Posted on January 07, 2017 by Alison M. Palizzolo

Hood Quarterly, winter 2017

Digitization and Cataloguing

During this period of renovation and expansion, Hood staff members are working on some fundamental tasks related to the collection, one of which is its digitization. Put simply, more images of the collection online allow greater access to the museum’s greatest resource—the works of art and material culture it holds in trust. Recently, for example, the museum completed a project funded by a grant from the Institute of Museum and Library Services to digitize about 4,000 objects in its Native American collection.

Building on this initiative, we have begun to capture images of the African collection, with the goal of digitizing the entire holdings in this area by next spring. As of late October 2016, we had taken 1,256 images of 630 objects. In addition, we set up a station for digitizing the print collection, the start of an effort to photograph all of the Hood’s works on paper, one of the richest and broadest areas of the collection. Jeffrey Nintzel, who has worked at Dartmouth and the Hood as a contract photographer since the mid-1970s, is capturing the African works, and a Hood staff team is working with a copy stand on the two-dimensional works with the goal of getting 7,000 works on paper completed by the end of spring term. As of late October 2016, they had already captured 3,525 works. This team effort involves staff from a variety of museum areas, including the registrar’s office (Kathleen O’Malley, Cynthia Gilliland, Rebecca Fawcett), the exhibitions preparations department (John Reynolds, Matt Zayatz, and Sue Achenbach), the external relations area (Katharine Staelin, Alison Palizzolo), and the visitor services/ security area (Christopher Warren).

Digital images are vital parts of the process of teaching with and exhibiting works of art, but the work does not stop there. The museum has also hired Jillian Kruse as a curatorial assistant for two years to help with another important aspect of providing access to the collection: thorough and accurate cataloguing. Jillian has recently worked both at the Museum of Fine Arts, Boston, and the National Gallery of Ireland in Dublin. A crucial part of her review of the cataloguing of each Hood print is the addition of keywords to the subject field. Whether one seeks a print on air warfare during World War I by the American artist John Taylor Arms (aviation/war) or a mythological etching by early German printmaker Henrich Aldegrever about Hercules and Atlas (mythology/trickery), keywords are hugely helpful to any search of the collection according to ideas or topics of broad interest.

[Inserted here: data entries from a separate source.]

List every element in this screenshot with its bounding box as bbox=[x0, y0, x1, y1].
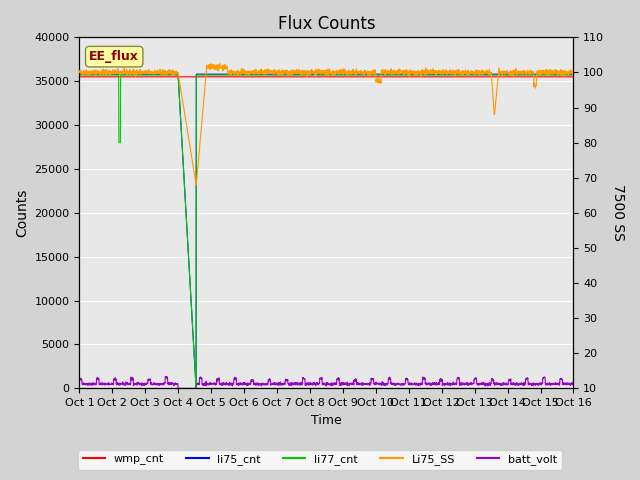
Text: EE_flux: EE_flux bbox=[90, 50, 139, 63]
Legend: wmp_cnt, li75_cnt, li77_cnt, Li75_SS, batt_volt: wmp_cnt, li75_cnt, li77_cnt, Li75_SS, ba… bbox=[78, 450, 562, 469]
Y-axis label: 7500 SS: 7500 SS bbox=[611, 184, 625, 241]
X-axis label: Time: Time bbox=[311, 414, 342, 427]
Title: Flux Counts: Flux Counts bbox=[278, 15, 375, 33]
Y-axis label: Counts: Counts bbox=[15, 189, 29, 237]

These activities will increase the ability of Dartmouth students and faculty to access the Hood collections for the purposes of teaching and learning, making their eventual use of the study rooms in the new Hood’s Center for Object-Based Inquiry that much richer. It will also open up the incredible resource that is the Hood’s collection to the public. This initiative has been made possible by a generous gift from Claire Foerster and Dan Bernstein, Dartmouth Class of 1987.